My second week of online vacation lessons chez moi has come to an unexpectedly early end. I met with my teacher Dominique, furnished by the Institut Linguistique d’Adanet of Montpellier, France, on Monday, Tuesday, and Wednesday of this week. Thursday was a scheduled day off, but early this morning I learned that Dominique had to cancel our Friday session for unnamed reasons. I’m hoping to do one more week of classes with ILA and a different teacher, but we’ll see if that materializes – Covid is once again disrupting all sorts of activities in France.
Dominique is a devotee of French film and was the source of the recommendations for Molière and Le Prénom which I wrote about earlier. He suggested a few others (Cuisine et dépendence, Les Choristes, Knock) that I plan to watch in the coming weeks. Our classes were a familiar mix of reading short texts or listening to short audio, and then discussing them. There was a smaller amount of written production, and the grammar work was limited to one set of exercises on prepositions.
Here are some of the item we’ve looked at together.
- Les toilettes les plus insolites!, a video report of four oddball bathrooms to be found in various Belgian restaurants:
- Copier Cloner, a short animation about the folly of modern techniques for raising beef cattle:
- Le théâtre à nu, a recent newspaper column reviewing three books about French theater (got that?): Sauver le moment , a memoir by actor Nicolas Bouchaud; Patrice Chéreau l’intranquille, a biography and analysis of this important director; and S’adresser à tous, a challenging critique of the historical breadth of French theater and its recent cooptation by the forces of capitalism or neoliberalism.

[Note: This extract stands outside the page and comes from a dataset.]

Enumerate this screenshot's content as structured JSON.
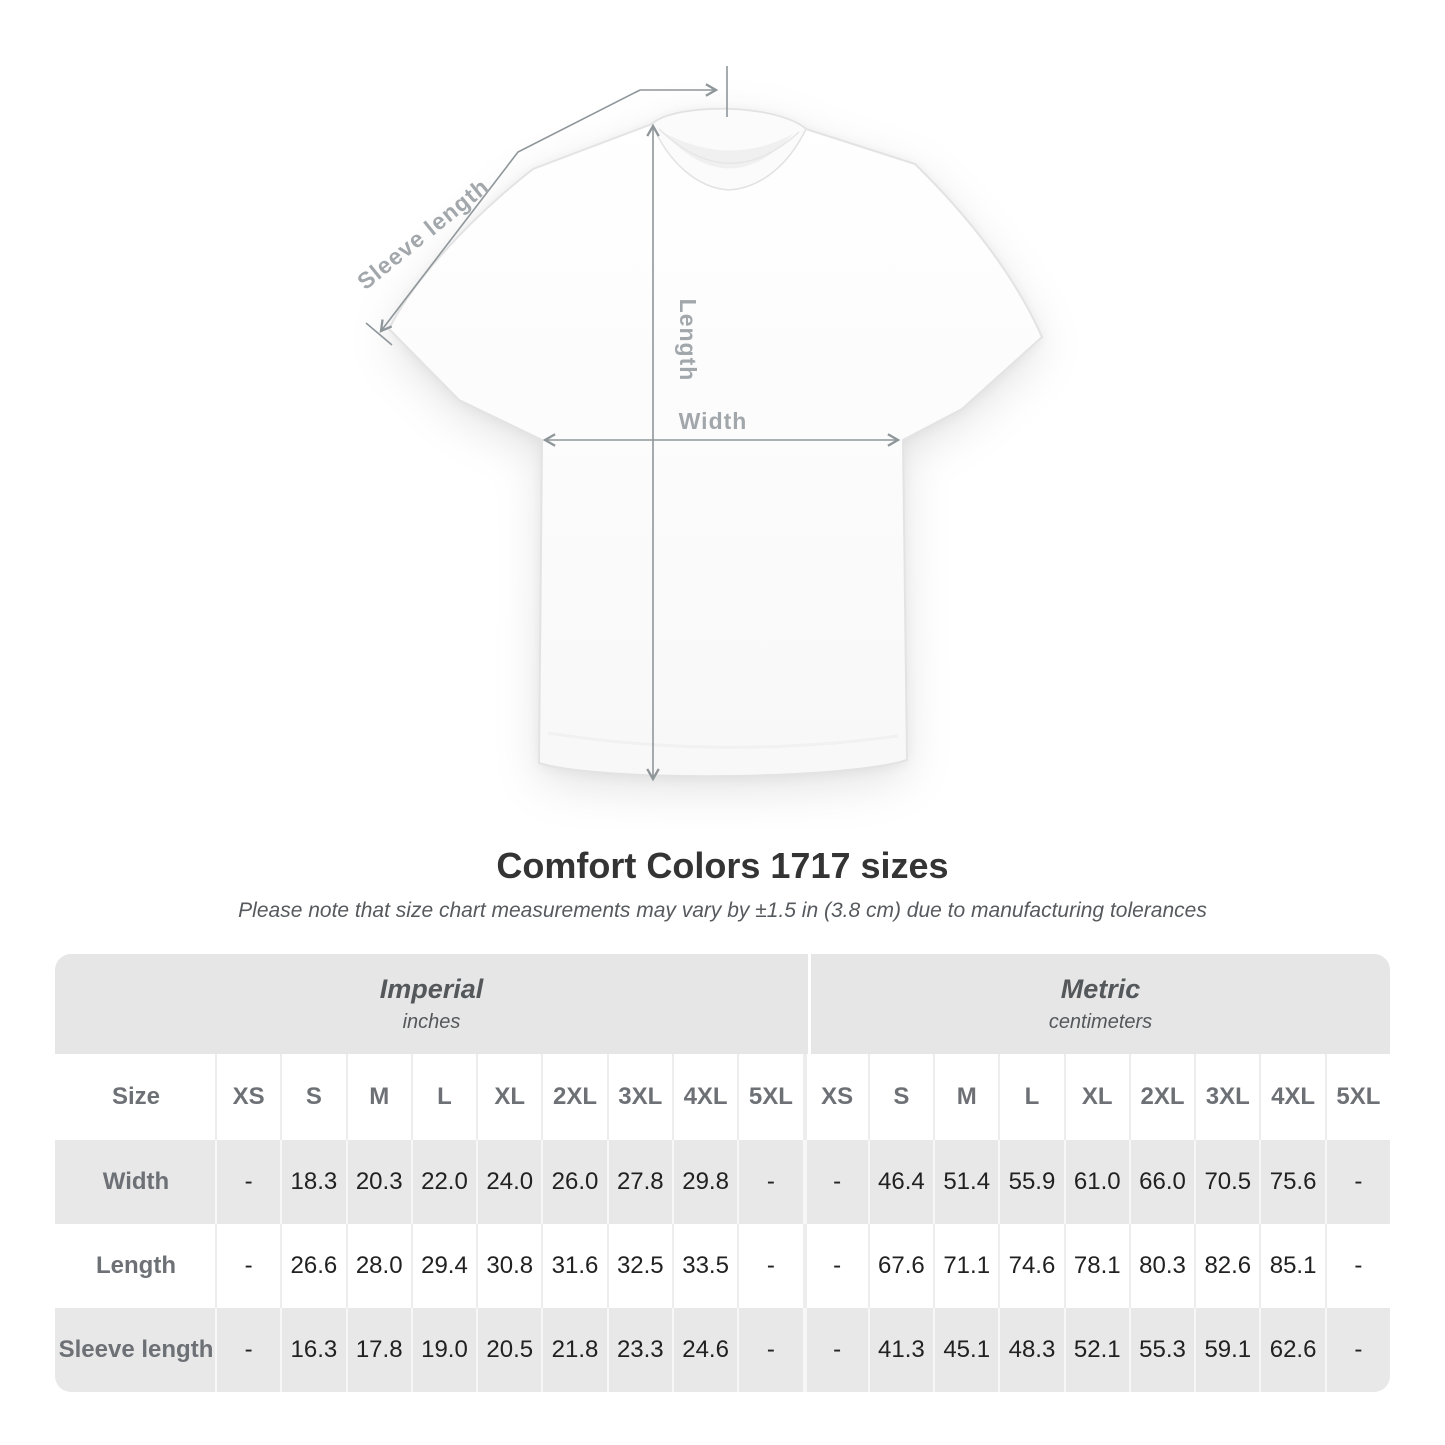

- Vacances pour tous, une utopie qui s’éloigne, a recent newspaper column about the evolution of the French notion of vacation as an institution in and of itself, starting with the emergence from World War II, and detailing the involvement of workers committees, dedicated paycheck deductions, and the construction of government subsidized vacation housing. From the early 80’s or so it’s been downhill in the eyes of this columnist, as first independent mutual tourism societies and then for-profit businesses have moved into the industry, pushing out their more egalitarian predecessors and catering exclusively to the well-heeled. In the thick of the fourth wave of Covid in France, the author laments the possible death of French vacations for all.
My homework for Friday morning was to write a brief summary of this article, but as our course was cancelled I have only my original version, without corrections from a teacher. I guess that will have to suffice …
Version originale
«Les vacances», un pilier de la culture française, comprend plusieurs éléments qui évoluent ensemble depuis 75 ans: la puissance des travailleurs par rapport à leurs employeurs, les lois qui s’appliquent au travail, l’infrastructure de transport et d’hébergement abordable, et la tradition nationale de quitter la maison annuellement. À partir de 1945, la société française s’organisait pour fournir à tous des jours de congé payés et des opportunités subventionnées de passer ses loisirs à l’extérieur. Au début, c’était les comités d’entreprise et les syndicats qui s’en occupaient, puis les associations touristiques, et finalement les sociétés commerciales. Mais au cours de cette évolution, le rêve solidaire d’un bénéfice pour tous a été perdu. Ceux qui ont de l’argent peuvent profiter des vacances, mais le créneau moins riche risque d’être abandonné. Plus récemment, la crise du Covid-19 a empiré la dérive.